Jamaica Speaks
[Editor's Note: There is a tendency throughout the Anglican blogosphere to characterize the "Global South" as if all the primates, clergy, and laity speak in one voice. Occasionally we remember that they do not. Occasionally we recall, or hear statements, that remind us there are divergent voices in the "Global South" just as there are in the churches of the Americas, UK, and throughout the Anglican Communion. It is a pleasure to reprint this story issued by Episcopal News Service. Bishop Alfred Reid of Jamaica and the Cayman Islands serves under the Most Rev.
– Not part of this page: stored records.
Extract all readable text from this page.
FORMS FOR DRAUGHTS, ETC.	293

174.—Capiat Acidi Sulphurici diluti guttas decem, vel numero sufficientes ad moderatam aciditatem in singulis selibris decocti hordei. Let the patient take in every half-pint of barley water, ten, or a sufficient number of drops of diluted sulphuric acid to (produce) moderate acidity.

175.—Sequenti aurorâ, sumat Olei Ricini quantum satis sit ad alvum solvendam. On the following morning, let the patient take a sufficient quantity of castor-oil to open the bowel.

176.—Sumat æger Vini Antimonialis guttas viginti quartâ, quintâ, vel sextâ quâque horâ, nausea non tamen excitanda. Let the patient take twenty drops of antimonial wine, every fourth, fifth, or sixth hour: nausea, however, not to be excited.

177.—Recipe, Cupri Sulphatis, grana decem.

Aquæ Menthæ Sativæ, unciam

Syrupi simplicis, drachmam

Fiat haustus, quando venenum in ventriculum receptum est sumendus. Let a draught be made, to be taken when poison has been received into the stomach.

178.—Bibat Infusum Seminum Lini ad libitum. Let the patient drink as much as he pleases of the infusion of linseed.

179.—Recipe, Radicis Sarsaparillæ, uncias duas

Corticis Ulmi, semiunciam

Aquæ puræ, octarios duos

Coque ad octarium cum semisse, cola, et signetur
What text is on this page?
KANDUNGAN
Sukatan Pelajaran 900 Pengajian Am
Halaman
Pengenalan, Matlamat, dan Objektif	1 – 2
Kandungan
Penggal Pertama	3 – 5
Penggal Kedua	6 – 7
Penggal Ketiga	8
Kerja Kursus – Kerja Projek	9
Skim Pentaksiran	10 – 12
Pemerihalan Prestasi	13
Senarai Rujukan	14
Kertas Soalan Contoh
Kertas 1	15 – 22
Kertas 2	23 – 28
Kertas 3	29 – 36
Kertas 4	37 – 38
Drexel Gomez, Archbishop of the Province of the West Indies. -- Lisa Fox]
JAMAICA: Bishop chides Nigerian primate, Virginia parishes
Tuesday, December 19, 2006
[Episcopal News Service] A Jamaican newspaper reports that Bishop Alfred Reid of Jamaica and the Cayman Islands has said his diocese does not support the decision of the members of two prominent Virginia parishes to leave the Episcopal Church and affiliate with the Church of Nigeria.
"The Diocese of Jamaica and the Cayman Islands wishes to state that it is not a party to, nor does it support the action of the two congregations in the Diocese of Virginia, USA, which have voted to secede from the Episcopal Church of the USA over the issue of the ordination of Gene Robinson, a self-confessed homosexual, as bishop of New Hampshire," Bishop Reid said in a statement issued late December 18, according to the Jamaica Observer.
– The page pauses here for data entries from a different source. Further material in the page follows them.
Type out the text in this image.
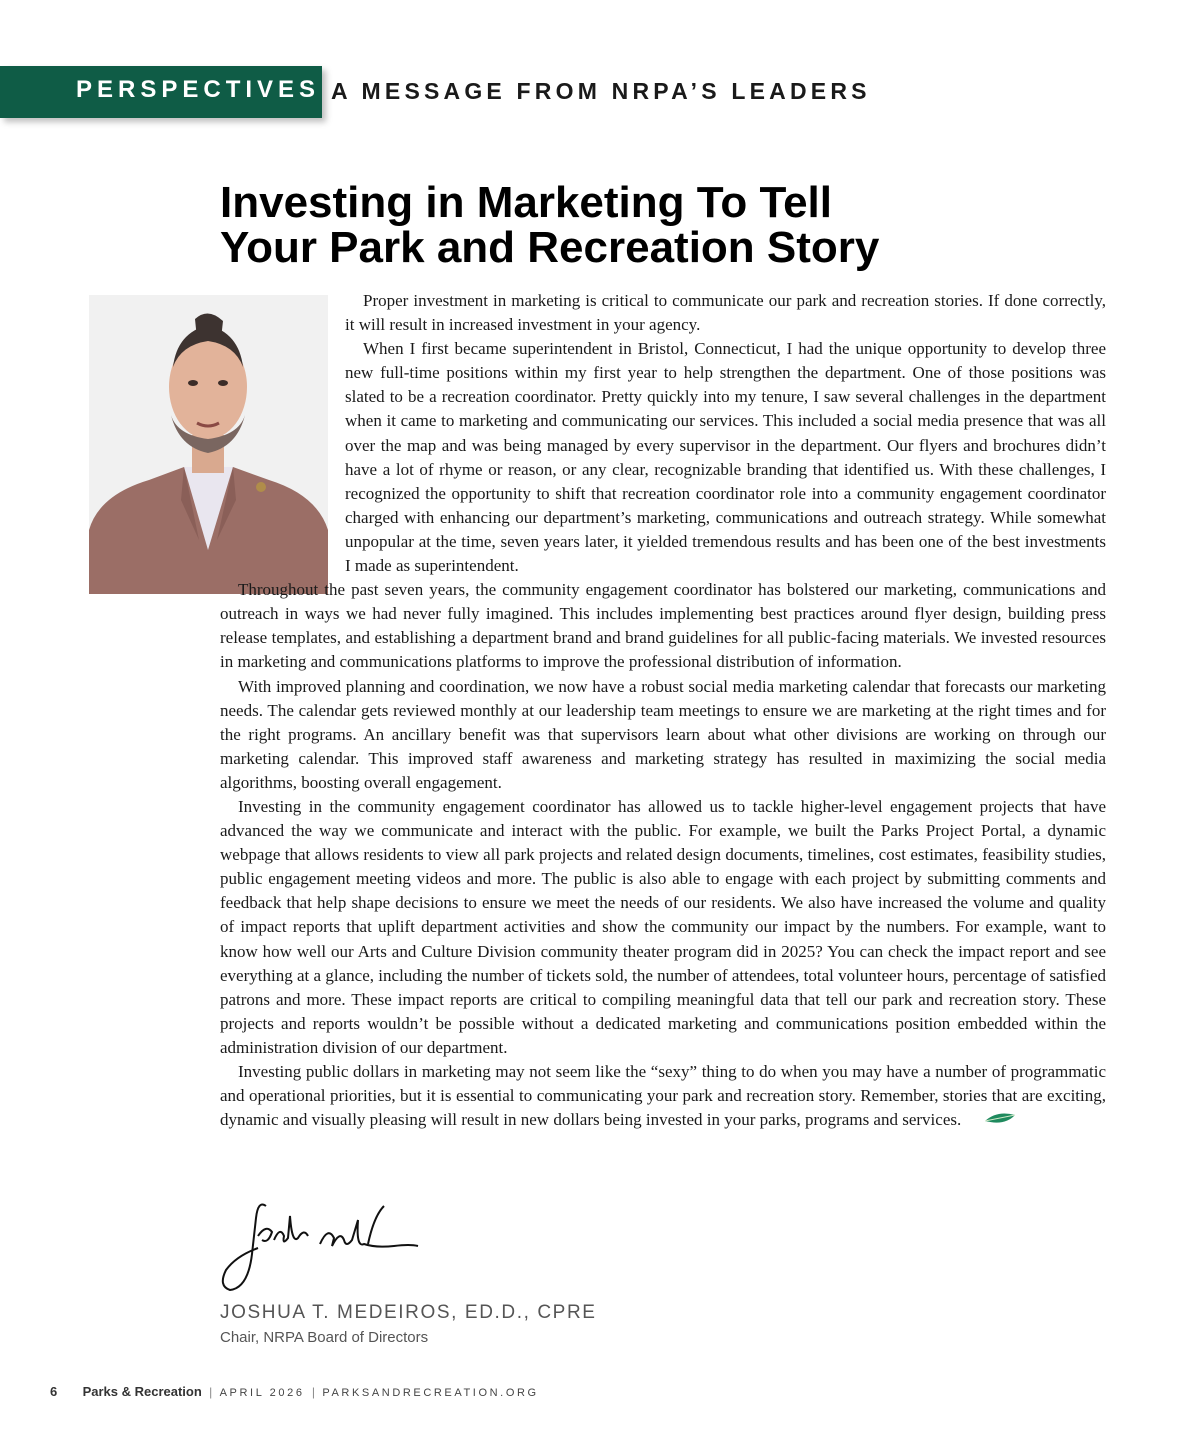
PERSPECTIVES A MESSAGE FROM NRPA’S LEADERS
Investing in Marketing To Tell
Your Park and Recreation Story

Proper investment in marketing is critical to communicate our park and recreation stories. If done correctly, it will result in increased investment in your agency.

When I first became superintendent in Bristol, Connecticut, I had the unique opportunity to develop three new full-time positions within my first year to help strengthen the department. One of those positions was slated to be a recreation coordinator. Pretty quickly into my tenure, I saw several challenges in the department when it came to marketing and communicating our services. This included a social media presence that was all over the map and was being managed by every supervisor in the department. Our flyers and brochures didn’t have a lot of rhyme or reason, or any clear, recognizable branding that identified us. With these challenges, I recognized the opportunity to shift that recreation coordinator role into a community engagement coordinator charged with enhancing our department’s marketing, communications and outreach strategy. While somewhat unpopular at the time, seven years later, it yielded tremendous results and has been one of the best investments I made as superintendent.

Throughout the past seven years, the community engagement coordinator has bolstered our marketing, communications and outreach in ways we had never fully imagined. This includes implementing best practices around flyer design, building press release templates, and establishing a department brand and brand guidelines for all public-facing materials. We invested resources in marketing and communications platforms to improve the professional distribution of information.

With improved planning and coordination, we now have a robust social media marketing calendar that forecasts our marketing needs. The calendar gets reviewed monthly at our leadership team meetings to ensure we are marketing at the right times and for the right programs. An ancillary benefit was that supervisors learn about what other divisions are working on through our marketing calendar. This improved staff awareness and marketing strategy has resulted in maximizing the social media algorithms, boosting overall engagement.

Investing in the community engagement coordinator has allowed us to tackle higher-level engagement projects that have advanced the way we communicate and interact with the public. For example, we built the Parks Project Portal, a dynamic webpage that allows residents to view all park projects and related design documents, timelines, cost estimates, feasibility studies, public engagement meeting videos and more. The public is also able to engage with each project by submitting comments and feedback that help shape decisions to ensure we meet the needs of our residents. We also have increased the volume and quality of impact reports that uplift department activities and show the community our impact by the numbers. For example, want to know how well our Arts and Culture Division community theater program did in 2025? You can check the impact report and see everything at a glance, including the number of tickets sold, the number of attendees, total volunteer hours, percentage of satisfied patrons and more. These impact reports are critical to compiling meaningful data that tell our park and recreation story. These projects and reports wouldn’t be possible without a dedicated marketing and communications position embedded within the administration division of our department.

Investing public dollars in marketing may not seem like the “sexy” thing to do when you may have a number of programmatic and operational priorities, but it is essential to communicating your park and recreation story. Remember, stories that are exciting, dynamic and visually pleasing will result in new dollars being invested in your parks, programs and services.

JOSHUA T. MEDEIROS, ED.D., CPRE
Chair, NRPA Board of Directors
6 Parks & Recreation | APRIL 2026 | PARKSANDRECREATION.ORG
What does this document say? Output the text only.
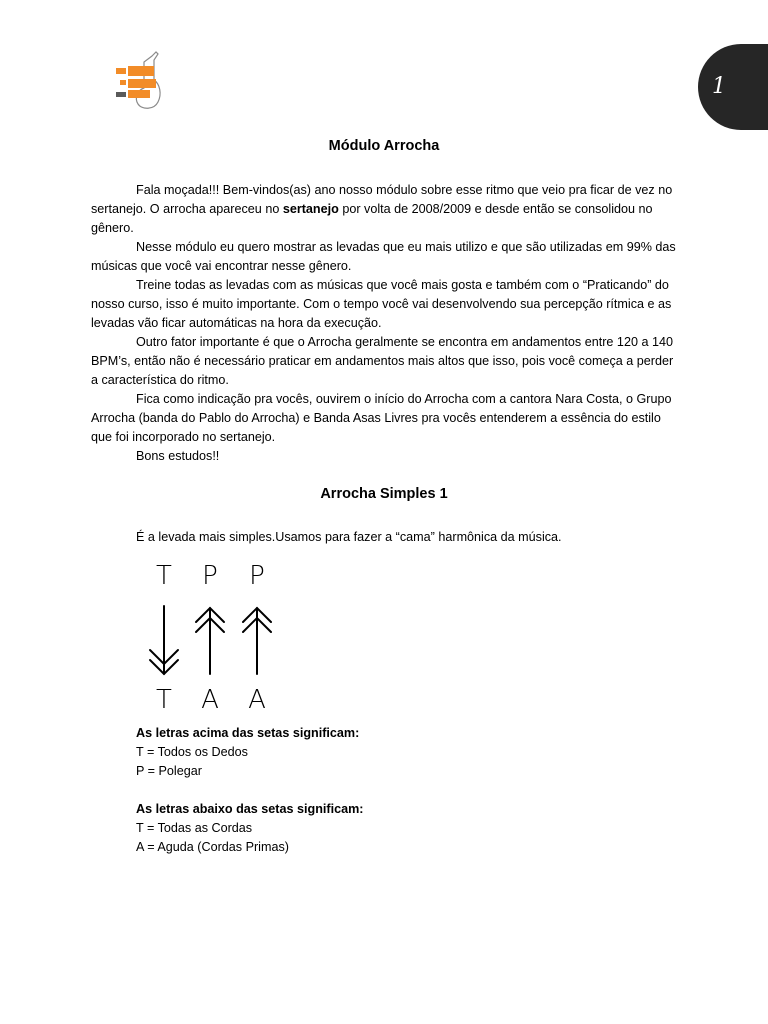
1
Módulo Arrocha

Fala moçada!!! Bem-vindos(as) ano nosso módulo sobre esse ritmo que veio pra ficar de vez no sertanejo. O arrocha apareceu no sertanejo por volta de 2008/2009 e desde então se consolidou no gênero.

Nesse módulo eu quero mostrar as levadas que eu mais utilizo e que são utilizadas em 99% das músicas que você vai encontrar nesse gênero.

Treine todas as levadas com as músicas que você mais gosta e também com o “Praticando” do nosso curso, isso é muito importante. Com o tempo você vai desenvolvendo sua percepção rítmica e as levadas vão ficar automáticas na hora da execução.

Outro fator importante é que o Arrocha geralmente se encontra em andamentos entre 120 a 140 BPM’s, então não é necessário praticar em andamentos mais altos que isso, pois você começa a perder a característica do ritmo.

Fica como indicação pra vocês, ouvirem o início do Arrocha com a cantora Nara Costa, o Grupo Arrocha (banda do Pablo do Arrocha) e Banda Asas Livres pra vocês entenderem a essência do estilo que foi incorporado no sertanejo.

Bons estudos!!

Arrocha Simples 1
É a levada mais simples.Usamos para fazer a “cama” harmônica da música.
T P P
T A A
As letras acima das setas significam:
T = Todos os Dedos
P = Polegar
As letras abaixo das setas significam:
T = Todas as Cordas
A = Aguda (Cordas Primas)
"The Church does not agree with the action of the Archbishop of Nigeria - Peter Akinola - in seeking to create a schism within the global Anglican Communion by facilitating the two Virginia churches in their break away," Reid said.
"Archbishop Akinola knows full well that the leadership of the worldwide Anglican Communion has been at pains to seek to deal in a holistic and timely manner with the issues raised ever since Robinson's ordination," he added.
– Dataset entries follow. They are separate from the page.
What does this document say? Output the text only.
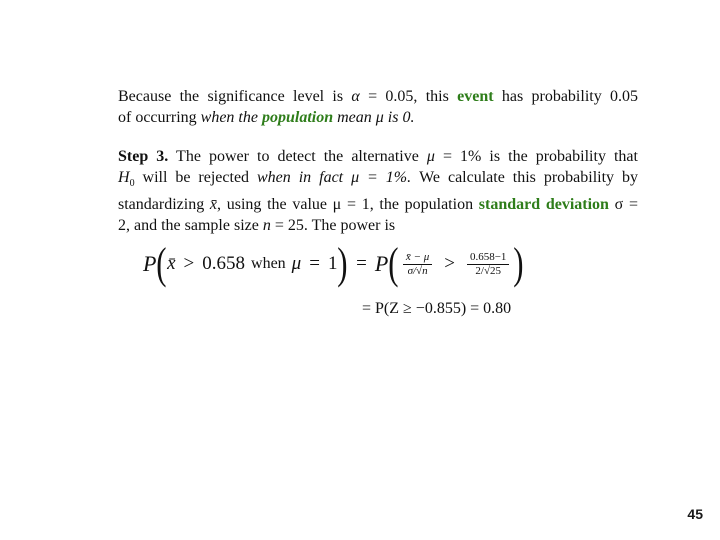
Because the significance level is α = 0.05, this event has probability 0.05
of occurring when the population mean μ is 0.
Step 3. The power to detect the alternative μ = 1% is the probability that
$H_0$ will be rejected when in fact μ = 1%. We calculate this probability by
standardizing x̄, using the value μ = 1, the population standard deviation σ =
2, and the sample size n = 25. The power is
P ( x̄ > 0.658 when μ = 1 ) = P ( $\frac{x̄ - \mu}{\sigma/√n} > \frac{0.658-1}{2/√25}$ )
= P(Z ≥ −0.855) = 0.80
45
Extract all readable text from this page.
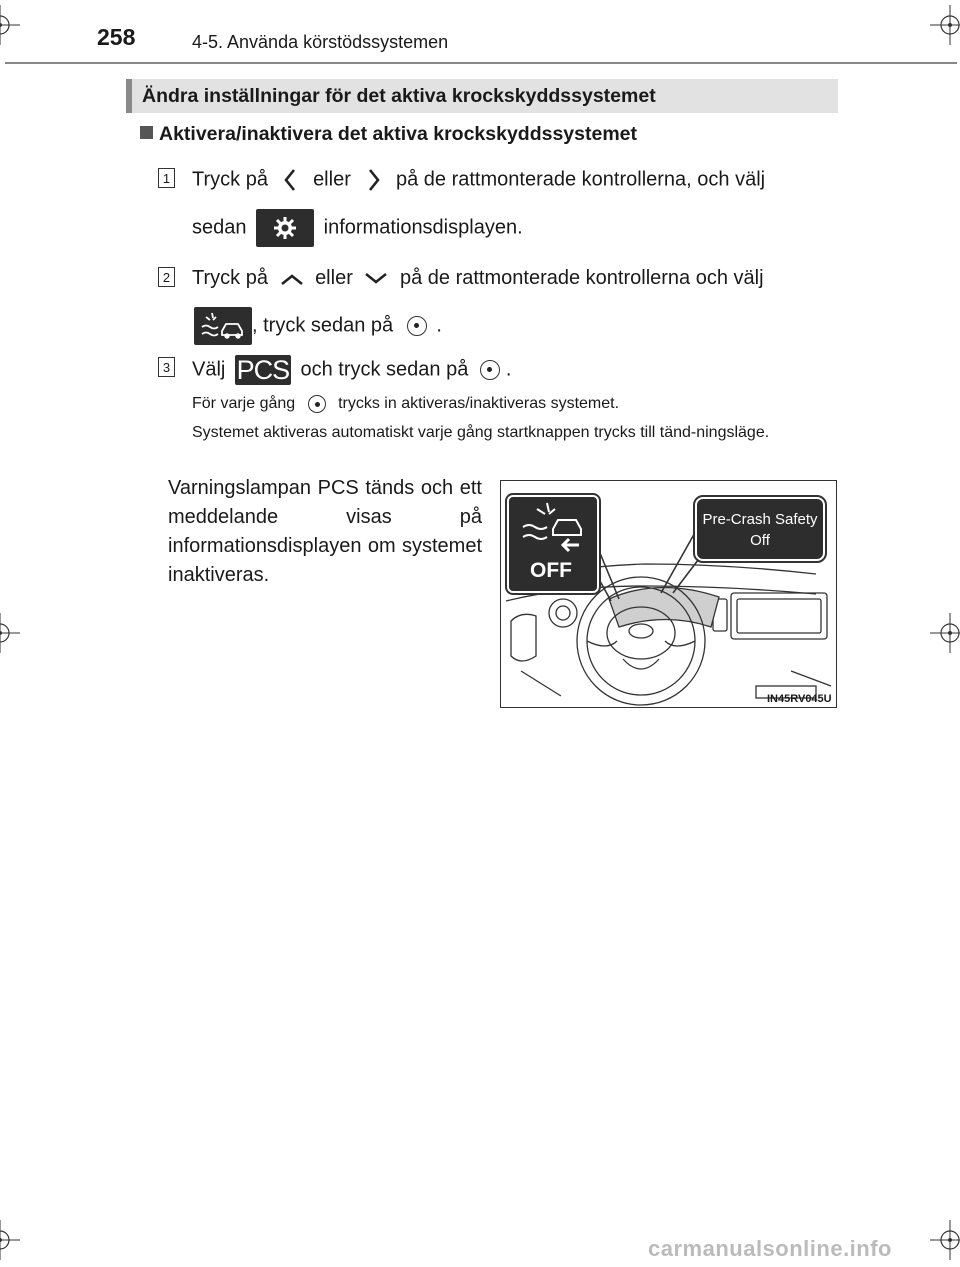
258	4-5. Använda körstödssystemen
Ändra inställningar för det aktiva krockskyddssystemet
Aktivera/inaktivera det aktiva krockskyddssystemet
1 Tryck på eller på de rattmonterade kontrollerna, och välj
sedan	informationsdisplayen.
2 Tryck på eller på de rattmonterade kontrollerna och välj
, tryck sedan på .
3 Välj PCS och tryck sedan på .
För varje gång	trycks in aktiveras/inaktiveras systemet.
Systemet aktiveras automatiskt varje gång startknappen trycks till tänd-ningsläge.
Varningslampan PCS tänds och ett meddelande visas på informationsdisplayen om systemet inaktiveras.	OFF
Pre-Crash Safety
Off
IN45RV045U
carmanualsonline.info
Reid said that immediately following Robinson's consecration, "the Church in the Province of the West Indies took a clear position, in which we emphatically disagreed with that ordination and took our stand on the agreement reached by the bishops at the Lambeth Conference in 1998 - (Resolution 1:10) which states that homosexual behaviour is contrary to Scripture and therefore is inappropriate as a lifestyle to those who aspire to leadership in the Church."
Reid pointed to the appointment of the Archbishop of the West Indies, the Most Rev. Drexel Gomez, by the Archbishop of Canterbury to chair a committee for the establishment of a covenant to guide the entire Communion in the way forward.
"It should be emphasised that the Church in Jamaica, in collegiality with others in the Province of the West Indies and the rest of the worldwide Communion, seeks to work for consensus, not divisiveness, and to maintain the fellowship of the Communion without compromising its integrity," Reid said. "It is in that spirit that ongoing discussions on the most contentious and often painful matter will be conducted."